The Texas Supreme Court's 2007 opinion in Flores established that those exposed to asbestos needed more than just the usual regular, frequent, proximate exposure evidence. Flores requires some evidence pointing to the actual amount of fibers given off by a product and what level a plaintiff might have been exposed at. The opinion was generally considered a down day for plaintiff asbestos litigation in Texas.
On the heels of that is Judge Mark Davidson's February ruling in Whetsell. In that case, Judge Davidson denied a motion by Garlock Sealing Technologies that would have striken Dr. Victor Roggli's opinion that mesothelioma can be caused by exposures of .01 fibers per cubic centimeter. You read that right, .01 fibers/cc.

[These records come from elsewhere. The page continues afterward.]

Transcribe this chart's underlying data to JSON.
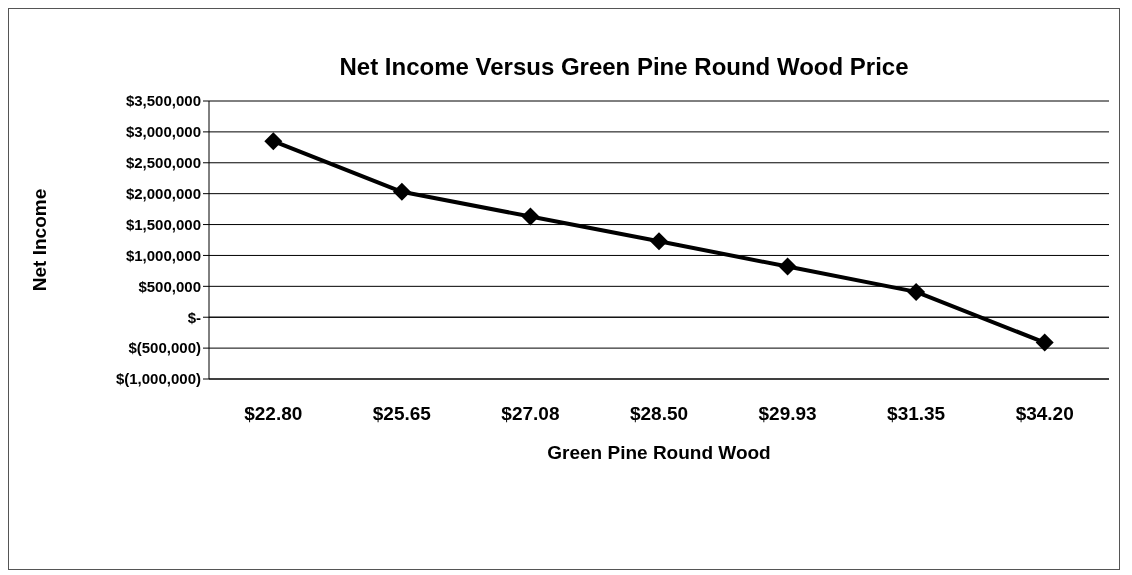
{
  "chart_data": {
    "type": "line",
    "title": "Net Income Versus Green Pine Round Wood Price",
    "xlabel": "Green Pine Round Wood",
    "ylabel": "Net Income",
    "categories": [
      "$22.80",
      "$25.65",
      "$27.08",
      "$28.50",
      "$29.93",
      "$31.35",
      "$34.20"
    ],
    "series": [
      {
        "color": "#000000",
        "values": [
          2850000,
          2030000,
          1630000,
          1230000,
          820000,
          410000,
          -410000
        ]
      }
    ],
    "ylim": [
      -1000000,
      3500000
    ],
    "yticks": [
      {
        "value": -1000000,
        "label": "$(1,000,000)"
      },
      {
        "value": -500000,
        "label": "$(500,000)"
      },
      {
        "value": 0,
        "label": "$-"
      },
      {
        "value": 500000,
        "label": "$500,000"
      },
      {
        "value": 1000000,
        "label": "$1,000,000"
      },
      {
        "value": 1500000,
        "label": "$1,500,000"
      },
      {
        "value": 2000000,
        "label": "$2,000,000"
      },
      {
        "value": 2500000,
        "label": "$2,500,000"
      },
      {
        "value": 3000000,
        "label": "$3,000,000"
      },
      {
        "value": 3500000,
        "label": "$3,500,000"
      }
    ],
    "grid": "y",
    "marker": "diamond",
    "line_style": "solid"
  }
}
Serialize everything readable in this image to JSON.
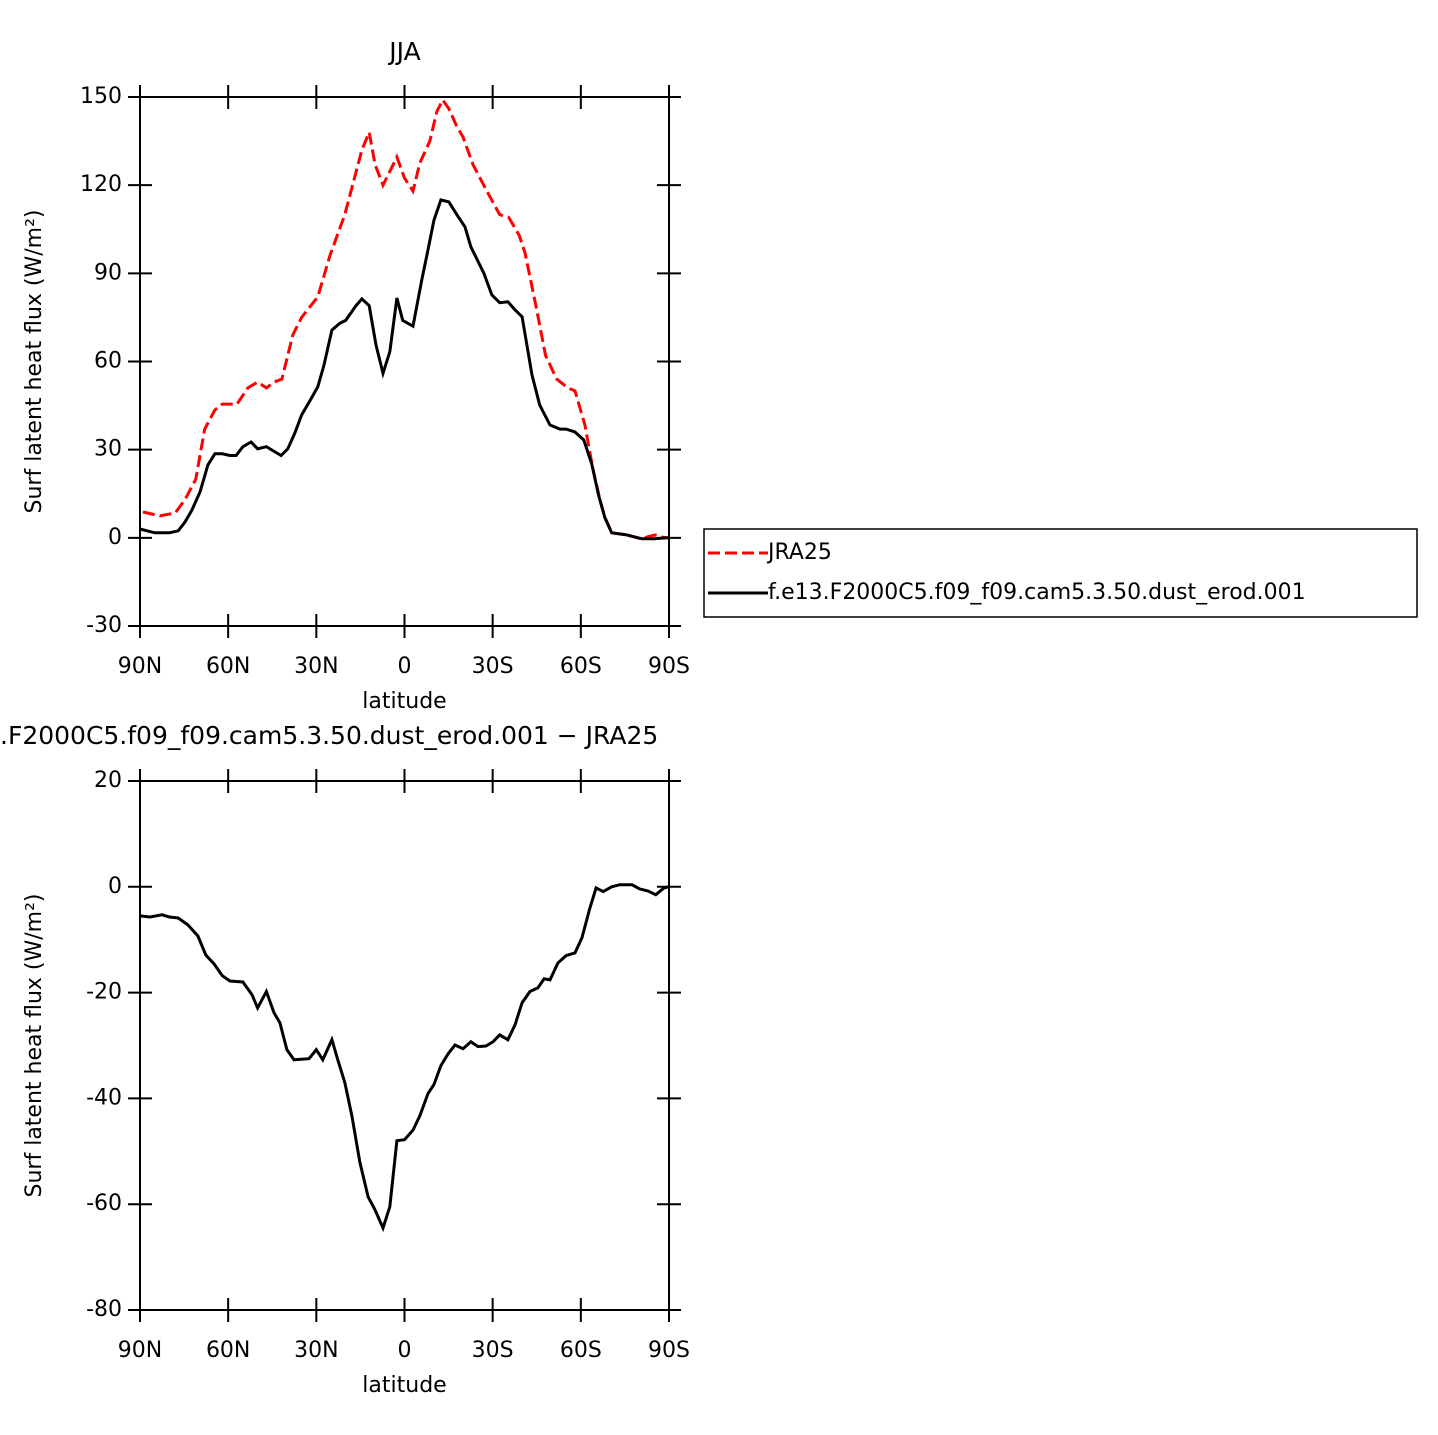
{
  "chart_data": [
    {
      "type": "line",
      "title": "JJA",
      "xlabel": "latitude",
      "ylabel": "Surf latent heat flux (W/m²)",
      "xlim": [
        90,
        -90
      ],
      "xticks": [
        {
          "value": 90,
          "label": "90N"
        },
        {
          "value": 60,
          "label": "60N"
        },
        {
          "value": 30,
          "label": "30N"
        },
        0,
        {
          "value": -30,
          "label": "30S"
        },
        {
          "value": -60,
          "label": "60S"
        },
        {
          "value": -90,
          "label": "90S"
        }
      ],
      "ylim": [
        -30,
        150
      ],
      "yticks": [
        -30,
        0,
        30,
        60,
        90,
        120,
        150
      ],
      "legend": "outside right",
      "series": [
        {
          "name": "JRA25",
          "color": "#ff0000",
          "line_style": "dashed",
          "x": [
            89,
            83.2,
            78,
            74.7,
            71,
            68,
            64.5,
            62,
            57,
            53.3,
            50,
            47,
            44.4,
            41.7,
            38,
            35,
            29.5,
            25.4,
            20.3,
            14.5,
            12,
            10,
            7.3,
            2.6,
            0,
            -2.9,
            -5.2,
            -8.6,
            -11,
            -13,
            -15.1,
            -17.8,
            -19.9,
            -23.3,
            -28,
            -32.4,
            -35.5,
            -39,
            -41,
            -44.7,
            -48,
            -51.8,
            -55.6,
            -58,
            -61.4,
            -64,
            -66.5,
            -68.2,
            -70.5,
            -75.6,
            -80.4,
            -85.2,
            -87,
            -89.6
          ],
          "values": [
            8.8,
            7.5,
            8.5,
            13,
            20,
            37,
            43.5,
            45.5,
            45.5,
            51,
            53,
            51,
            53,
            54,
            69,
            75,
            82,
            96,
            110,
            132,
            138,
            127,
            120,
            129.6,
            122.4,
            118,
            127.5,
            135,
            145,
            149,
            146,
            140,
            136.4,
            127,
            118,
            110,
            109,
            103,
            97,
            79,
            62,
            54,
            51,
            50,
            38.4,
            24,
            13,
            7,
            1.7,
            1,
            -0.3,
            1,
            0.3,
            0
          ]
        },
        {
          "name": "f.e13.F2000C5.f09_f09.cam5.3.50.dust_erod.001",
          "color": "#000000",
          "line_style": "solid",
          "x": [
            90,
            85,
            80,
            77,
            74.7,
            72.3,
            69.6,
            66.9,
            64.5,
            62,
            59.4,
            57.3,
            55,
            52.2,
            50,
            47,
            42,
            39.7,
            37.3,
            35,
            32,
            29.5,
            27.4,
            24.7,
            22,
            20,
            16.5,
            14.5,
            12,
            9.7,
            7.3,
            5,
            2.6,
            0.6,
            -2.9,
            -5.9,
            -8,
            -10,
            -12.4,
            -15.1,
            -17.8,
            -20.6,
            -22.6,
            -27,
            -29.7,
            -32.4,
            -35.2,
            -37.6,
            -40,
            -43.4,
            -46,
            -49.5,
            -52.9,
            -55,
            -58,
            -61,
            -63.7,
            -66,
            -68.2,
            -70.5,
            -75.6,
            -80.7,
            -85,
            -89.6
          ],
          "values": [
            3,
            1.7,
            1.7,
            2.4,
            5.4,
            9.5,
            15.6,
            24.8,
            28.6,
            28.6,
            28,
            28,
            31,
            32.6,
            30.3,
            31,
            28,
            30.3,
            35.7,
            41.8,
            47,
            51.4,
            58.8,
            70.7,
            73,
            74,
            79,
            81.3,
            79,
            65.6,
            56,
            63.3,
            81.6,
            74,
            72,
            87.8,
            98,
            108,
            115,
            114.3,
            110,
            105.8,
            99,
            90,
            82.7,
            80,
            80.3,
            77.6,
            75.2,
            55.4,
            45.2,
            38.4,
            37,
            37,
            36,
            33.3,
            25.2,
            14.6,
            6.8,
            1.7,
            1,
            -0.3,
            -0.3,
            0
          ]
        }
      ]
    },
    {
      "type": "line",
      "title": ".F2000C5.f09_f09.cam5.3.50.dust_erod.001 − JRA25",
      "xlabel": "latitude",
      "ylabel": "Surf latent heat flux (W/m²)",
      "xlim": [
        90,
        -90
      ],
      "xticks": [
        {
          "value": 90,
          "label": "90N"
        },
        {
          "value": 60,
          "label": "60N"
        },
        {
          "value": 30,
          "label": "30N"
        },
        0,
        {
          "value": -30,
          "label": "30S"
        },
        {
          "value": -60,
          "label": "60S"
        },
        {
          "value": -90,
          "label": "90S"
        }
      ],
      "ylim": [
        -80,
        20
      ],
      "yticks": [
        -80,
        -60,
        -40,
        -20,
        0,
        20
      ],
      "color": "#000000",
      "x": [
        90,
        86.6,
        82.5,
        80,
        77,
        73.7,
        70.3,
        67.6,
        64.8,
        62,
        59.4,
        55,
        51.9,
        50,
        47,
        44.4,
        42.4,
        40,
        37.6,
        32.5,
        30,
        27.8,
        24.7,
        22.7,
        20.3,
        17.9,
        15.2,
        12.4,
        10,
        7.3,
        5,
        2.6,
        0,
        -2.9,
        -5.2,
        -8,
        -10,
        -12.4,
        -14.8,
        -17.2,
        -19.9,
        -22.6,
        -25,
        -27.7,
        -30.1,
        -32.4,
        -35.2,
        -37.6,
        -40,
        -42.7,
        -45.4,
        -47.5,
        -49.5,
        -52.2,
        -55,
        -58,
        -60.4,
        -63.1,
        -65.2,
        -67.6,
        -70.5,
        -73.3,
        -77.4,
        -80,
        -82.9,
        -85.5,
        -88.3,
        -90
      ],
      "values": [
        -5.5,
        -5.7,
        -5.3,
        -5.7,
        -5.9,
        -7.2,
        -9.3,
        -12.9,
        -14.6,
        -16.8,
        -17.8,
        -18,
        -20.4,
        -22.9,
        -19.8,
        -23.8,
        -25.7,
        -30.8,
        -32.7,
        -32.5,
        -30.8,
        -32.7,
        -28.9,
        -32.7,
        -37,
        -43.3,
        -52,
        -58.6,
        -61.1,
        -64.5,
        -60.5,
        -48,
        -47.8,
        -46,
        -43.3,
        -39.1,
        -37.4,
        -33.8,
        -31.6,
        -29.9,
        -30.6,
        -29.3,
        -30.2,
        -30.1,
        -29.3,
        -28,
        -28.9,
        -26.1,
        -21.9,
        -19.8,
        -19.1,
        -17.4,
        -17.6,
        -14.4,
        -13,
        -12.5,
        -9.6,
        -4,
        -0.2,
        -0.9,
        0,
        0.4,
        0.4,
        -0.4,
        -0.8,
        -1.5,
        -0.2,
        0
      ]
    }
  ]
}
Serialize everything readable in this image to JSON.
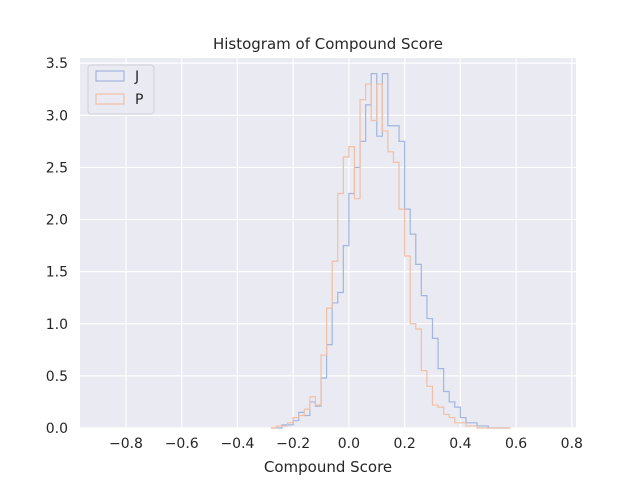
{
  "chart_data": {
    "type": "histogram",
    "title": "Histogram of Compound Score",
    "xlabel": "Compound Score",
    "ylabel": "",
    "xlim": [
      -0.965,
      0.815
    ],
    "ylim": [
      0,
      3.55
    ],
    "xticks": [
      -0.8,
      -0.6,
      -0.4,
      -0.2,
      0.0,
      0.2,
      0.4,
      0.6,
      0.8
    ],
    "xtick_labels": [
      "−0.8",
      "−0.6",
      "−0.4",
      "−0.2",
      "0.0",
      "0.2",
      "0.4",
      "0.6",
      "0.8"
    ],
    "yticks": [
      0.0,
      0.5,
      1.0,
      1.5,
      2.0,
      2.5,
      3.0,
      3.5
    ],
    "ytick_labels": [
      "0.0",
      "0.5",
      "1.0",
      "1.5",
      "2.0",
      "2.5",
      "3.0",
      "3.5"
    ],
    "grid": true,
    "legend_position": "top-left",
    "background": "#eaeaf2",
    "histtype": "step",
    "bin_start": -0.28,
    "bin_width": 0.02,
    "series": [
      {
        "name": "J",
        "color": "#a3b6dd",
        "density": [
          0.0,
          0.0,
          0.03,
          0.03,
          0.07,
          0.15,
          0.12,
          0.25,
          0.21,
          0.48,
          0.8,
          1.2,
          1.3,
          1.75,
          2.25,
          2.5,
          2.75,
          3.1,
          3.4,
          2.8,
          3.4,
          2.9,
          2.9,
          2.75,
          2.1,
          1.86,
          1.57,
          1.27,
          1.05,
          0.86,
          0.57,
          0.35,
          0.25,
          0.2,
          0.1,
          0.05,
          0.05,
          0.02,
          0.02,
          0.0,
          0.0,
          0.0,
          0.0
        ]
      },
      {
        "name": "P",
        "color": "#f0bfa6",
        "density": [
          0.0,
          0.02,
          0.02,
          0.05,
          0.1,
          0.12,
          0.18,
          0.3,
          0.22,
          0.7,
          1.15,
          1.6,
          2.25,
          2.6,
          2.7,
          2.2,
          3.15,
          3.3,
          2.95,
          3.3,
          2.85,
          2.65,
          2.55,
          2.1,
          1.65,
          1.0,
          0.95,
          0.55,
          0.4,
          0.22,
          0.2,
          0.13,
          0.1,
          0.05,
          0.05,
          0.02,
          0.02,
          0.0,
          0.0,
          0.0,
          0.0,
          0.0,
          0.0
        ]
      }
    ]
  }
}
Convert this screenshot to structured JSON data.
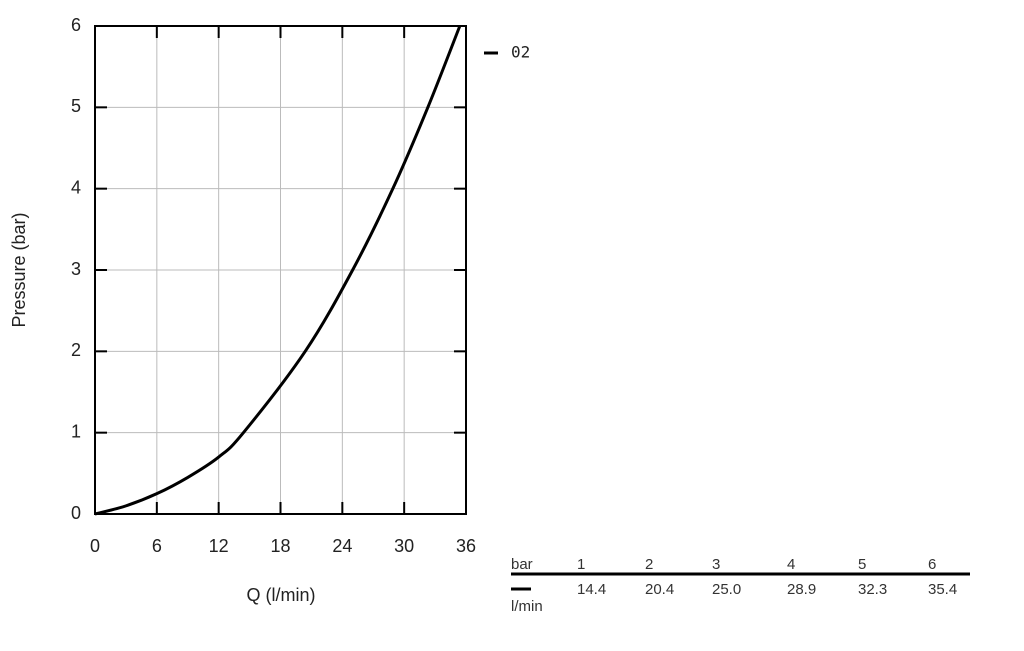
{
  "chart_data": {
    "type": "line",
    "x_label": "Q (l/min)",
    "y_label": "Pressure (bar)",
    "x": [
      0,
      3,
      6,
      9,
      12,
      14.4,
      20.4,
      25,
      28.9,
      32.3,
      35.4
    ],
    "series": [
      {
        "name": "02",
        "color": "#000000",
        "values": [
          0,
          0.1,
          0.25,
          0.45,
          0.7,
          1,
          2,
          3,
          4,
          5,
          6
        ]
      }
    ],
    "xlim": [
      0,
      36
    ],
    "ylim": [
      0,
      6
    ],
    "xticks": [
      0,
      6,
      12,
      18,
      24,
      30,
      36
    ],
    "yticks": [
      0,
      1,
      2,
      3,
      4,
      5,
      6
    ],
    "grid": true
  },
  "table": {
    "header": [
      "bar",
      "1",
      "2",
      "3",
      "4",
      "5",
      "6"
    ],
    "rows": [
      [
        "l/min",
        "14.4",
        "20.4",
        "25.0",
        "28.9",
        "32.3",
        "35.4"
      ]
    ]
  }
}
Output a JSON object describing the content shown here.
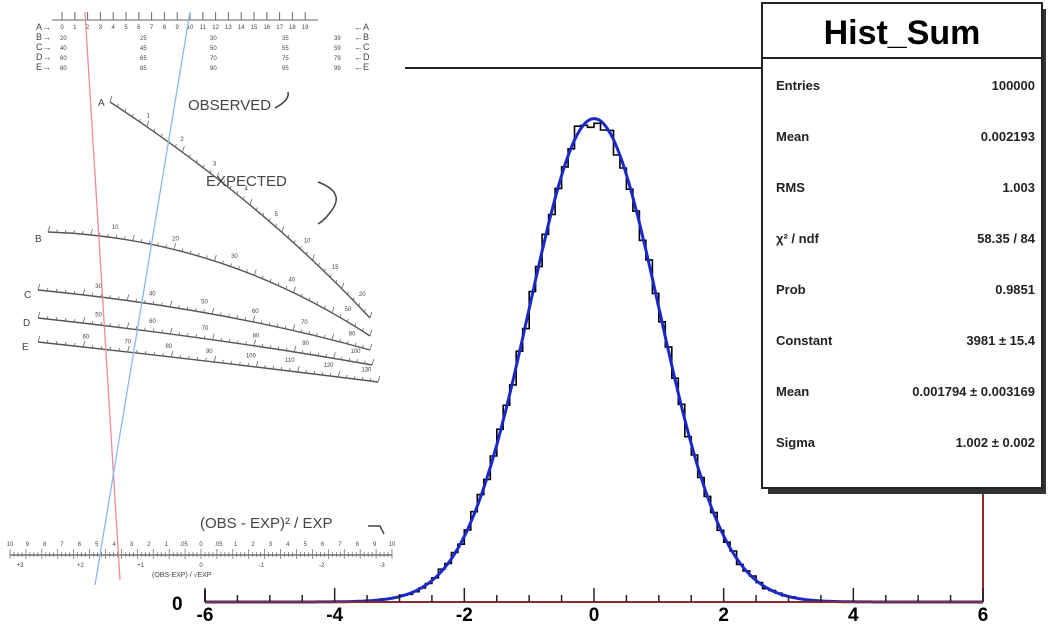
{
  "chart_data": {
    "type": "line",
    "title": "Hist_Sum",
    "xlim": [
      -6,
      6
    ],
    "ylim": [
      0,
      4200
    ],
    "x_ticks": [
      "-6",
      "-4",
      "-2",
      "0",
      "2",
      "4",
      "6"
    ],
    "y_ticks": [
      "0"
    ],
    "grid": false,
    "legend": "none",
    "series": [
      {
        "kind": "histogram",
        "color": "#000000",
        "bins": 120,
        "range": [
          -6,
          6
        ]
      },
      {
        "kind": "gaussian-fit",
        "color": "#1a28c8",
        "constant": 3981,
        "mean": 0.001794,
        "sigma": 1.002
      }
    ],
    "stats_box": {
      "title": "Hist_Sum",
      "rows": [
        {
          "label": "Entries",
          "value": "100000"
        },
        {
          "label": "Mean",
          "value": "0.002193"
        },
        {
          "label": "RMS",
          "value": "1.003"
        },
        {
          "label": "χ² / ndf",
          "value": "58.35 / 84"
        },
        {
          "label": "Prob",
          "value": "0.9851"
        },
        {
          "label": "Constant",
          "value": "3981 ± 15.4"
        },
        {
          "label": "Mean",
          "value": "0.001794 ± 0.003169"
        },
        {
          "label": "Sigma",
          "value": "1.002 ± 0.002"
        }
      ]
    }
  },
  "nomogram": {
    "row_letters": [
      "A",
      "B",
      "C",
      "D",
      "E"
    ],
    "top_numbers": [
      "0",
      "1",
      "2",
      "3",
      "4",
      "5",
      "6",
      "7",
      "8",
      "9",
      "10",
      "11",
      "12",
      "13",
      "14",
      "15",
      "16",
      "17",
      "18",
      "19"
    ],
    "row_values": {
      "B": [
        "20",
        "25",
        "30",
        "35",
        "39"
      ],
      "C": [
        "40",
        "45",
        "50",
        "55",
        "59"
      ],
      "D": [
        "60",
        "65",
        "70",
        "75",
        "79"
      ],
      "E": [
        "80",
        "85",
        "90",
        "95",
        "99"
      ]
    },
    "observed_label": "OBSERVED",
    "expected_label": "EXPECTED",
    "curve_labels": {
      "A": [
        "1",
        "2",
        "3",
        "4",
        "5",
        "10",
        "15",
        "20"
      ],
      "B": [
        "10",
        "20",
        "30",
        "40",
        "50"
      ],
      "C": [
        "30",
        "40",
        "50",
        "60",
        "70",
        "80"
      ],
      "D": [
        "50",
        "60",
        "70",
        "80",
        "90",
        "100"
      ],
      "E": [
        "60",
        "70",
        "80",
        "90",
        "100",
        "110",
        "120",
        "130"
      ]
    },
    "formula": "(OBS - EXP)² / EXP",
    "scale_top": [
      "10",
      "9",
      "8",
      "7",
      "6",
      "5",
      "4",
      "3",
      "2",
      "1",
      ".05",
      "0",
      ".05",
      "1",
      "2",
      "3",
      "4",
      "5",
      "6",
      "7",
      "8",
      "9",
      "10"
    ],
    "scale_bottom": [
      "+3",
      "+2",
      "+1",
      "0",
      "-1",
      "-2",
      "-3"
    ],
    "scale_caption": "(OBS-EXP) / √EXP"
  }
}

Causation in Texas requires a showing that the risk of a disease is doubled. Judge Davidson thought that the Roggli had met this standard.
Judge Davidson doesn't shy away from difficult rulings and is famous for "baseball" ruling, his "mother of all" hearings on chrysotile and his reference to the federal asbestos MDL as a "black hole."
Nor is Judge Davidson shy about appeals, and he will occasionally encourage a party to appeal a decision for clarification from above. I would suspect that this ruling was almost certain to garner an appeal if the case hadn't settled shortly after the ruling. Sources told me that they expect this issue to come up again. Not surprising since Judge Davidson said "the smount of time I would like to give you-all to go into it would be a repetiition of our original chrysotile ruling. I really wouldn't mind this being another one of those."